Così descritti, sembrerebbero destinati a un pubblico di nicchia, lettori affezionati e magari un po’ più preparati della media. Non è esattamente vero. Già nel 2015, una ricerca condotta dal Pew Research Center negli Stati Uniti aveva rilevato che gli articoli lunghi (oltre le 1.000 parole) e quelli corti hanno più o meno lo stesso numero di lettori, con un profilo abbastanza simile. Lo studio diceva anche che i longform riescono a coinvolgere l’utente per un tempo più che doppio degli shortform – segno che verosimilmente vengono letti fino in fondo, o quasi.
Cosa rende i longform adatti anche al grande pubblico? Due elementi meritano una riflessione. Intanto, la qualità del contenuto – che non è proporzionale alla lunghezza del testo (lo dice molto chiaramente l’ex direttore dell’Atlantic, James Bennet, in un editoriale contro l’uso del termine longform journalism), ma alla capacità di dare quel valore che interessa e tiene incollato chi legge, indipendentemente dal suo livello d’istruzione o dalla conoscenza del tema.

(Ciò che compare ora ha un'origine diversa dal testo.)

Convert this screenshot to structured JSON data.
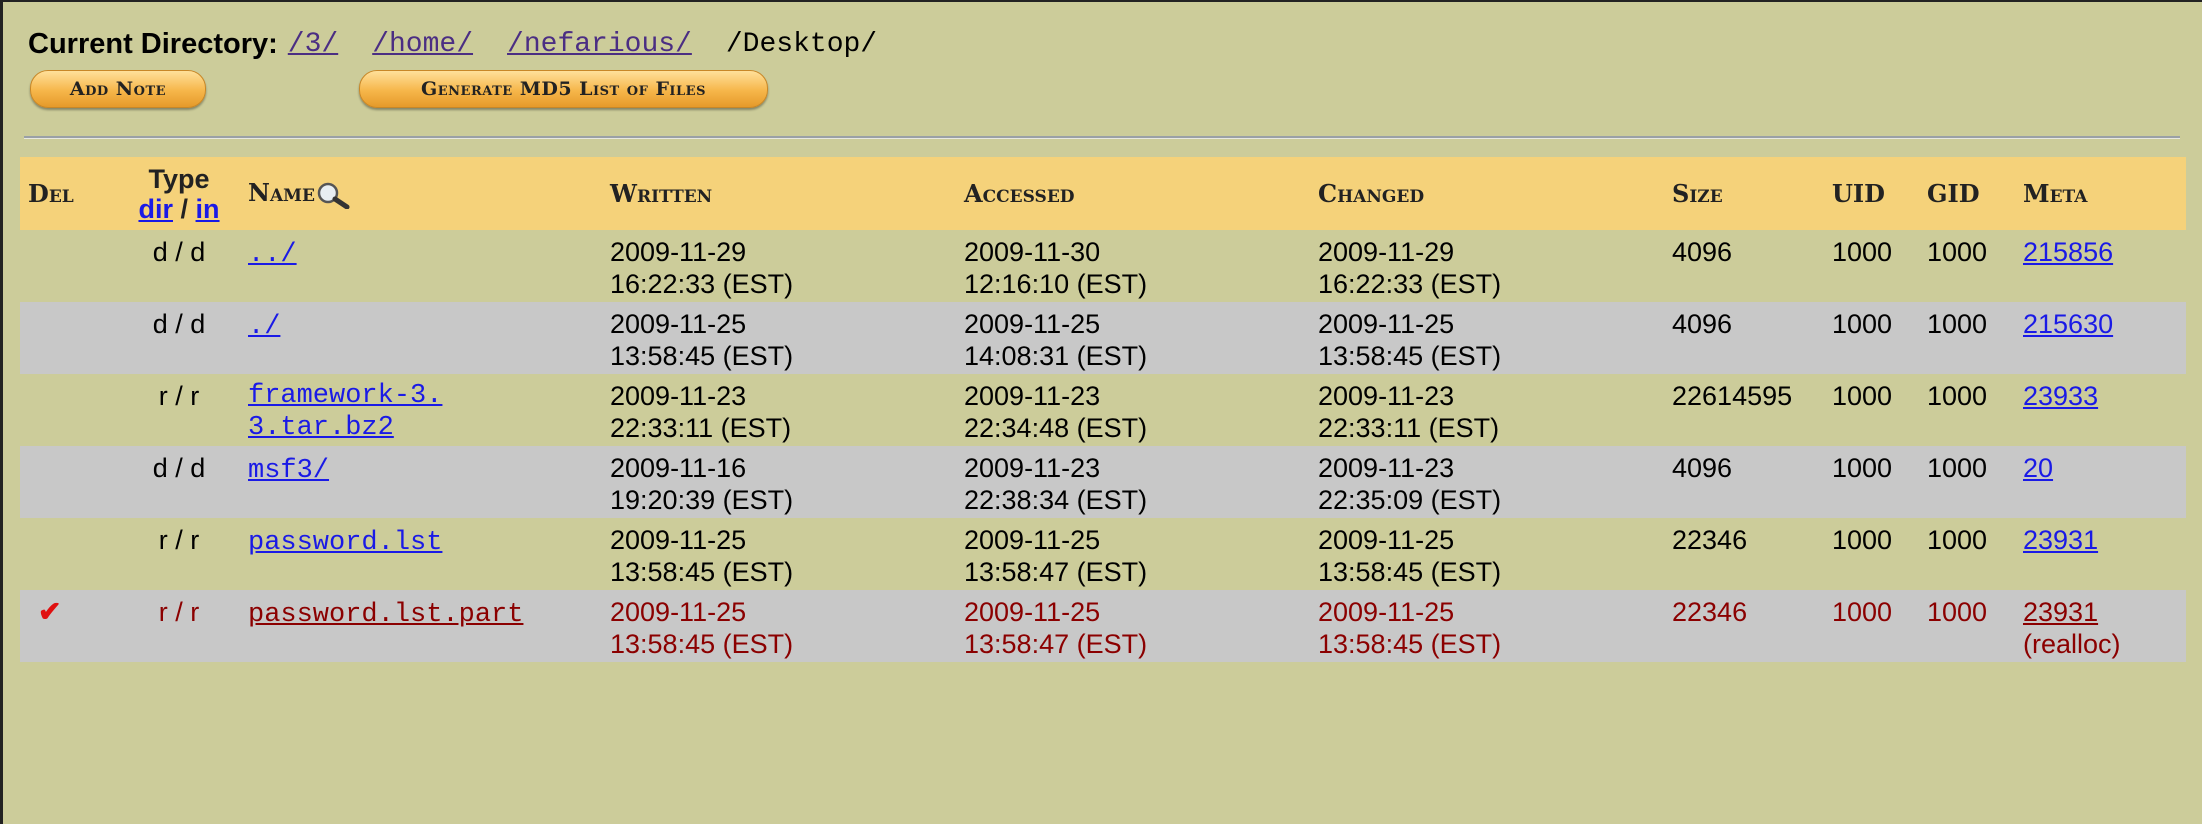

Poi, la tendenza dei longform a essere sempre meno testuali e sempre più multimediali. “Ci sono nuovi formati che sono in grado di esaltare e rendere attraente la lunghezza più di quanto riescano a fare gli articoli di testo: podcast, documentari, newsletter”, scrive Il Post nell’ultimo numero di Charlie.
Proprio la crescente popolarità dei podcast, con sessioni medie di ascolto che superano i 20-25 minuti, depone a favore dei formati tutt’altro che istantanei. Esempi dell’efficace integrazione di strumenti e risorse multimediali sono alcuni longform che hanno fatto scuola, come il viaggio del New York Times lungo la Via della Seta, l’inchiesta della BBC sui campi di reclusione in Cina, la scalata dell’Everest proposta dal Washington Post.
Per dirla con Sara Fischer, reporter della piattaforma Axios, “il longform journalism è più forte che mai. Si presenta solo in modo diverso”.